RAG Pipeline

Last updated: 2026-01-30

This document details the Retrieval-Augmented Generation (RAG) pipeline, focusing on how and why it is integrated into the agent’s decision-making process.

What is Retrieval-Augmented Generation (RAG)?

Retrieval-Augmented Generation (RAG) is a technique that enhances the capabilities of large language models (LLMs) by giving them access to an external knowledge base. Instead of relying solely on its training data, a RAG system first retrieves relevant information and then uses this information to generate a more accurate, evidence-based, and contextually relevant response.

RAG in the Monstermessenger Agent

In this project, RAG is used to ensure the agent’s advice is grounded in specific, trusted strategies for dealing with cyberviolence. It allows the agent to provide more than just generic support by referencing concrete information from our curated knowledge base.

The entire RAG workflow is orchestrated between the give_advice and research_strategies nodes in the agent graph.

1. Triggering the RAG Query

The RAG process is initiated within the give_advice node under specific conditions:

First Advice: When the agent is about to give its first piece of advice to the user after collecting context, it forces a RAG query to ensure the initial response is well-informed.
Explicit Need: The give_advice node can also decide to trigger a RAG query if it determines more information is needed to answer a user’s follow-up question.

When a RAG query is triggered, the give_advice node formulates a research_query based on the user’s situation and passes it to the research_strategies node via the agent’s state.

2. Executing the RAG Query

The research_strategies node acts as the executor of the RAG process:

It receives the research_query from the state.
It calls the RAGService to perform the actual search against the vector store.
The RAGService retrieves relevant text chunks from the knowledge base.
The research_strategies node then prompts the LLM with these retrieved chunks and the original query, asking it to synthesize the information into a concise research_result.

3. Using the Retrieved Context

This synthesized research_result is not sent directly to the user.

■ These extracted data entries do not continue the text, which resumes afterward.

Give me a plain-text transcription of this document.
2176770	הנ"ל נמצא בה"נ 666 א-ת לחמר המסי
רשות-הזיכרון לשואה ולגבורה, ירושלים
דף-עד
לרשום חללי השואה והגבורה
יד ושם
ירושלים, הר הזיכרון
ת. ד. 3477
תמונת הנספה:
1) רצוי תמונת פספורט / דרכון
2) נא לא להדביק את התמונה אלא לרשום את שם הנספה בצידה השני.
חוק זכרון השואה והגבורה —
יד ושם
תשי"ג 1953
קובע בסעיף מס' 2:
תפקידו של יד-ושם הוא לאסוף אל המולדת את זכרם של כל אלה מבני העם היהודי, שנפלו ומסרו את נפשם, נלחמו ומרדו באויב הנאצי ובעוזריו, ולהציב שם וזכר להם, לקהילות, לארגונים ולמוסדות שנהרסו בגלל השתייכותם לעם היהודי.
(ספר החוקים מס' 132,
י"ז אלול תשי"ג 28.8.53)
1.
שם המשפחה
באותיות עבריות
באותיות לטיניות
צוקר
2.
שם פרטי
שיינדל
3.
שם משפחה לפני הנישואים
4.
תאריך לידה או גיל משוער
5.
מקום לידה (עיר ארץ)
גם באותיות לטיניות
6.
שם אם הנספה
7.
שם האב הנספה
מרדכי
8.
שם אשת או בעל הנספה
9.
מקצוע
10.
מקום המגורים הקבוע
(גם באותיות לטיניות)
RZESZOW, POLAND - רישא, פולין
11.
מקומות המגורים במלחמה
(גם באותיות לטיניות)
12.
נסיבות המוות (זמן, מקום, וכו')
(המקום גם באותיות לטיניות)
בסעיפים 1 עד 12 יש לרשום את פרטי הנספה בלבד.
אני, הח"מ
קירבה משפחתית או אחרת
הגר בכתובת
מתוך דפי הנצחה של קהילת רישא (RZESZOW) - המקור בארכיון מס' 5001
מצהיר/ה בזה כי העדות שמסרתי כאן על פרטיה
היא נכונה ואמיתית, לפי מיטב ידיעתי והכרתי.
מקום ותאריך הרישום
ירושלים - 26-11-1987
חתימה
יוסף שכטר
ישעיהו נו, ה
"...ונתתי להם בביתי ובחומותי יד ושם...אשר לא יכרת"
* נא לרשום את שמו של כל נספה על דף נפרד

Instead, it is passed back to the give_advice node.

The give_advice node runs for a second time, now aware that research results are ready.
It enriches the main system prompt, instructing the LLM to use the provided research results in its final answer.
The research_result is appended to the conversation history.
The LLM generates the final, user-facing advice, which is now grounded in the information retrieved from the knowledge base.

This two-step process (Query -> Synthesize -> Advise) ensures that the RAG output is seamlessly integrated into the agent’s conversational flow and empathetic tone, rather than just being presented as a raw data dump.

The Retrieval Process (High-Level)

RAGService: The retrieval logic is encapsulated in the api/services/rag.py. This service handles communication with the vector store.
Variant-Specific Knowledge: The service is variant-aware. It automatically queries the correct knowledge base (docs_youth or docs_adult) based on the CHATBOT_VARIANT environment variable, ensuring the retrieved information is appropriate for the target audience.

Note on the Knowledge Base

The RAG system is fed by a knowledge base of .pdf and .docx documents. The process for indexing these documents (converting them into a searchable format) is currently under review and will be detailed in a future version of this documentation.